Göttgens E-L, Span P N, Zegers M M
Department of Radiation Oncology, Radboud University Medical Center, Nijmegen, The Netherlands.
Department of Cell Biology, Radboud Institute for Molecular Life Sciences, Radboud University Medical Center, Nijmegen, The Netherlands.
Int Rev Cell Mol Biol. 2016;327:163-194. doi: 10.1016/bs.ircmb.2016.06.003. Epub 2016 Jul 30.
The transformation of polarized epithelial cells into cells with mesenchymal characteristics by the morphogenetic process of epithelial-mesenchymal transition (EMT) is a well-characterized process essential for embryonic development and associated with cancer progression. EMT is a program driven by changes in gene expression induced by several EMT-specific transcription factors, which inhibit the expression of cell-cell adhesion proteins and other epithelial markers, causing a characteristic loss of cell-cell adhesion, a switch to mesenchymal cell morphology, and increased migratory capabilities. Recently, it has become apparent that in addition to these transcriptionally regulated changes, EMT may also be regulated posttranscriptionally, that is, by alternative splicing. Specifically, the epithelial splicing regulatory proteins 1 and 2 (ESRP1 and ESRP2) have been described as epithelial-specific splicing master regulators specifically involved in EMT-associated alternative splicing. Here, we discuss the regulation of ESRP activity, as well as the evidence supporting a causal role of ESRPs in EMT.

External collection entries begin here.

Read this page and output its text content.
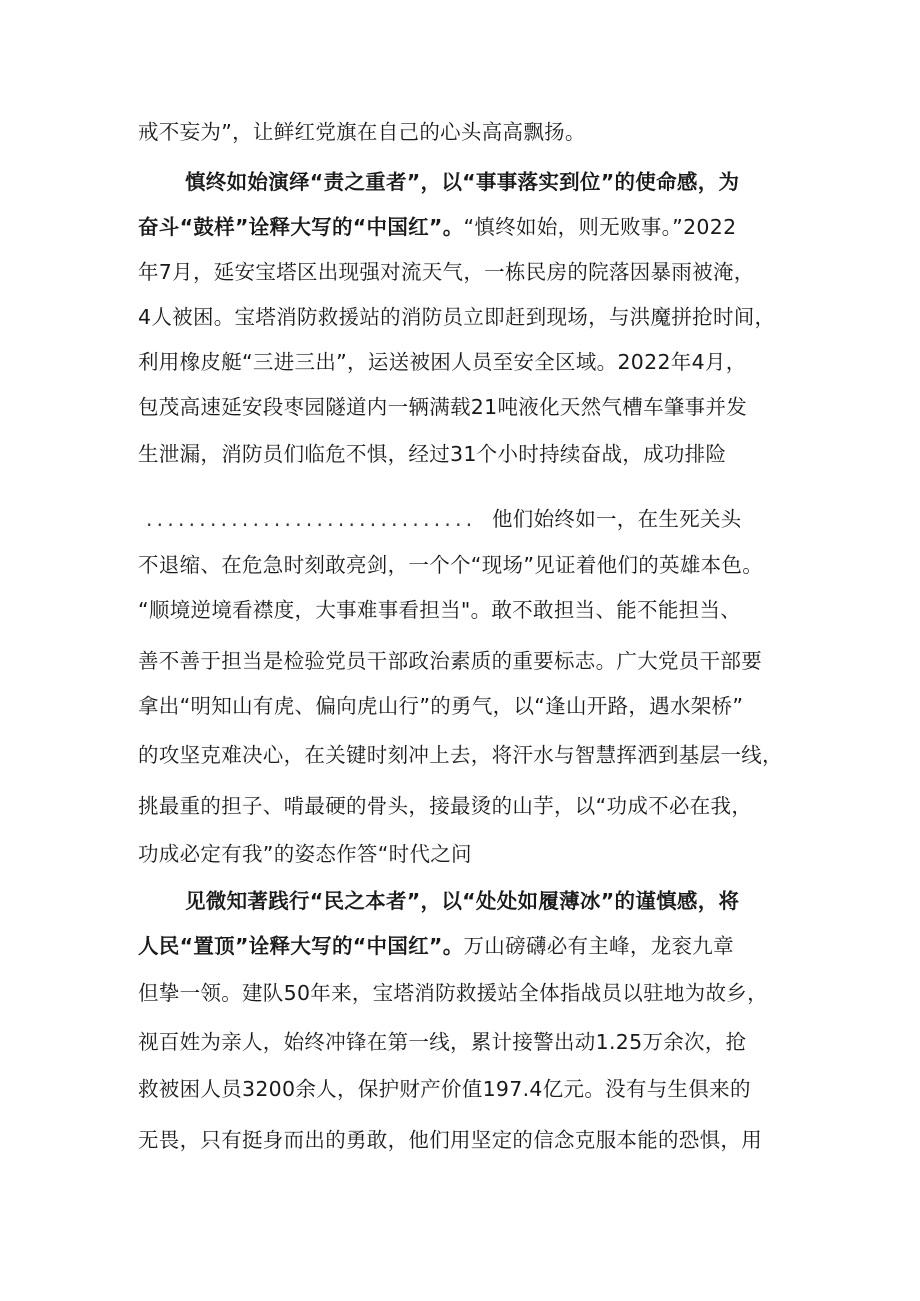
戒不妄为”，让鲜红党旗在自己的心头高高飘扬。
慎终如始演绎“责之重者”，以“事事落实到位”的使命感，为
奋斗“鼓样”诠释大写的“中国红”。“慎终如始，则无败事。”2022
年7月，延安宝塔区出现强对流天气，一栋民房的院落因暴雨被淹，
4人被困。宝塔消防救援站的消防员立即赶到现场，与洪魔拼抢时间，
利用橡皮艇“三进三出”，运送被困人员至安全区域。2022年4月，
包茂高速延安段枣园隧道内一辆满载21吨液化天然气槽车肇事并发
生泄漏，消防员们临危不惧，经过31个小时持续奋战，成功排险
............................... 他们始终如一，在生死关头
不退缩、在危急时刻敢亮剑，一个个“现场”见证着他们的英雄本色。
“顺境逆境看襟度，大事难事看担当"。敢不敢担当、能不能担当、
善不善于担当是检验党员干部政治素质的重要标志。广大党员干部要
拿出“明知山有虎、偏向虎山行”的勇气，以“逢山开路，遇水架桥”
的攻坚克难决心，在关键时刻冲上去，将汗水与智慧挥洒到基层一线，
挑最重的担子、啃最硬的骨头，接最烫的山芋，以“功成不必在我，
功成必定有我”的姿态作答“时代之问
见微知著践行“民之本者”，以“处处如履薄冰”的谨慎感，将
人民“置顶”诠释大写的“中国红”。万山磅礴必有主峰，龙衮九章
但挚一领。建队50年来，宝塔消防救援站全体指战员以驻地为故乡，
视百姓为亲人，始终冲锋在第一线，累计接警出动1.25万余次，抢
救被困人员3200余人，保护财产价值197.4亿元。没有与生俱来的
无畏，只有挺身而出的勇敢，他们用坚定的信念克服本能的恐惧，用
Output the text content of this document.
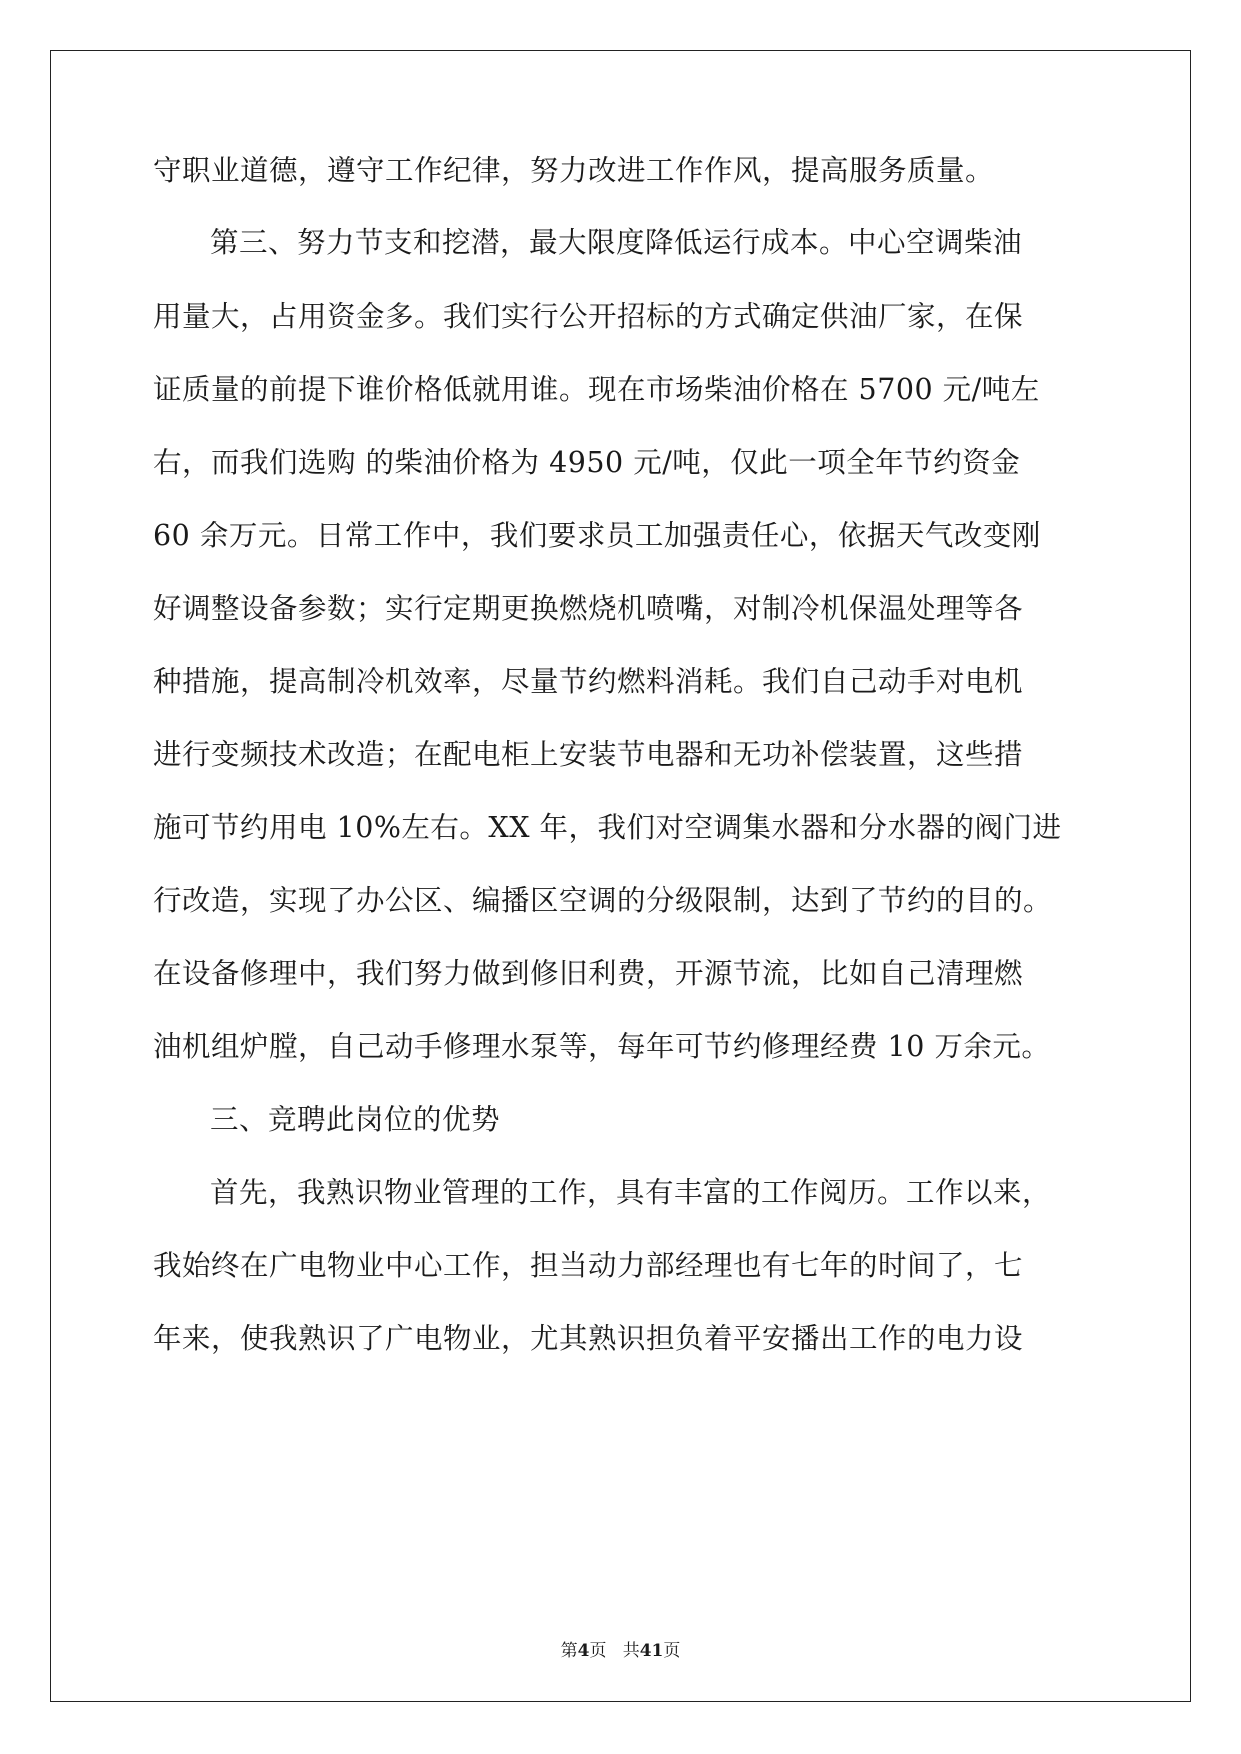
守职业道德，遵守工作纪律，努力改进工作作风，提高服务质量。
第三、努力节支和挖潜，最大限度降低运行成本。中心空调柴油
用量大，占用资金多。我们实行公开招标的方式确定供油厂家，在保
证质量的前提下谁价格低就用谁。现在市场柴油价格在 5700 元/吨左
右，而我们选购 的柴油价格为 4950 元/吨，仅此一项全年节约资金
60 余万元。日常工作中，我们要求员工加强责任心，依据天气改变刚
好调整设备参数；实行定期更换燃烧机喷嘴，对制冷机保温处理等各
种措施，提高制冷机效率，尽量节约燃料消耗。我们自己动手对电机
进行变频技术改造；在配电柜上安装节电器和无功补偿装置，这些措
施可节约用电 10%左右。XX 年，我们对空调集水器和分水器的阀门进
行改造，实现了办公区、编播区空调的分级限制，达到了节约的目的。
在设备修理中，我们努力做到修旧利费，开源节流，比如自己清理燃
油机组炉膛，自己动手修理水泵等，每年可节约修理经费 10 万余元。
三、竞聘此岗位的优势
首先，我熟识物业管理的工作，具有丰富的工作阅历。工作以来，
我始终在广电物业中心工作，担当动力部经理也有七年的时间了，七
年来，使我熟识了广电物业，尤其熟识担负着平安播出工作的电力设
第4页 共41页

通过上皮-间质转化(EMT)的形态发生过程,极化上皮细胞转变为具有间质特征的细胞,这是一个已被充分表征的过程,对胚胎发育至关重要且与癌症进展相关。EMT是一个由几种EMT特异性转录因子诱导的基因表达变化驱动的程序,这些转录因子抑制细胞间粘附蛋白和其他上皮标志物的表达,导致细胞间粘附的特征性丧失、转变为间质细胞形态以及迁移能力增强。最近,很明显除了这些转录调控的变化外,EMT也可能在转录后受到调控,即通过可变剪接。具体而言,上皮剪接调节蛋白1和2(ESRP1和ESRP2)已被描述为上皮特异性剪接主调节因子,特别参与与EMT相关的可变剪接。在这里,我们讨论ESRP活性的调节,以及支持ESRP在EMT中起因果作用的证据。